Mais une fois retournés au silence de la 25e heure, vous n’aurez toujours pas Messieurs, approché le monde des femmes.
Ce vaste et inquiétant « continent inconnu » que vous aimez par goût, et détruisez par peur d’une addiction qui vous rendrait « irrésistants », sans volonté et sans force ainsi que Samson avec Dalila, alors qu’il vous semble avoir encore tant de batailles à gagner, de territoires à conquérir…
Comme au théâtre, je vais donc soulever pour vous, un petit bout du rideau de ces endroits qui vous sont interdits.
Ces lieux des femmes où la nudité se dévoile, où la densité de la chair, chaude dans les vapeurs d’eucalyptus, exhale des odeurs épicées et d’huiles d’amandes douces, d’eau de roses et parfois de jasmin.
Des lieux où les rires et les pleurs, les cris, les bisous, les frôlements et les touchers, les futilités, les légèretés et les gravités s’épanouissent en sonates et tendres sonatines, mais aussi en d’amples opéras dont la force dans l’air surchauffé claironne que nous sommes ici entre nous et en sécurité.
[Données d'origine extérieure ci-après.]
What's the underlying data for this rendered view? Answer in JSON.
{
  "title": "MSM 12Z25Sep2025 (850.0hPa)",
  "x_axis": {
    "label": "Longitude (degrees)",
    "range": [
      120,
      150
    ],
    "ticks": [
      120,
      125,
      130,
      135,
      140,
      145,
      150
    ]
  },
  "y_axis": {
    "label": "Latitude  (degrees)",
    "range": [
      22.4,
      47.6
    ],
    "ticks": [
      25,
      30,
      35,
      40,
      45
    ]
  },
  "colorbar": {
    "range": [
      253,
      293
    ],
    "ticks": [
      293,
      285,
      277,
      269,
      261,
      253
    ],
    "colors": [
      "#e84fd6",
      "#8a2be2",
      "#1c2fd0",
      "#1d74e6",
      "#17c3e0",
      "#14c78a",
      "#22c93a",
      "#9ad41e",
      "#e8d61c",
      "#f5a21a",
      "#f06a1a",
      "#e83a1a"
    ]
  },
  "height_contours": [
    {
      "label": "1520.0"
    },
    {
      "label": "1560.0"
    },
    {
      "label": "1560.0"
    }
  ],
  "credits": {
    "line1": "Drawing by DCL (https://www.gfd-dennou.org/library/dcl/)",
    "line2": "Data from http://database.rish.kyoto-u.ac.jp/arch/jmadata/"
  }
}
Que nous ne souffrirons de rien.
Ni viols, ni coups, ni cris.
La sécurité nous la générons en un élan commun. Chacune ici la porte pour l’autre, et tandis que son chant généreux monte dans l’air embué de vapeurs odorantes, au creux de nos ventres et nos cuisses, sous la masse des cheveux relevés, dans l’ombre gracieuse des cous et des oreilles, bercés et vivifiés par cette musique aux accents de révolution, nos corps déshabillés, libres enfin et sans peur, se déplacent et jouent, se frôlent et se parlent, rient sans pudeur et s’aiment, fraternels et amoureux, solidaires, dans l’ombre chaude et douce, apaisante et complice que le hammam nous offre.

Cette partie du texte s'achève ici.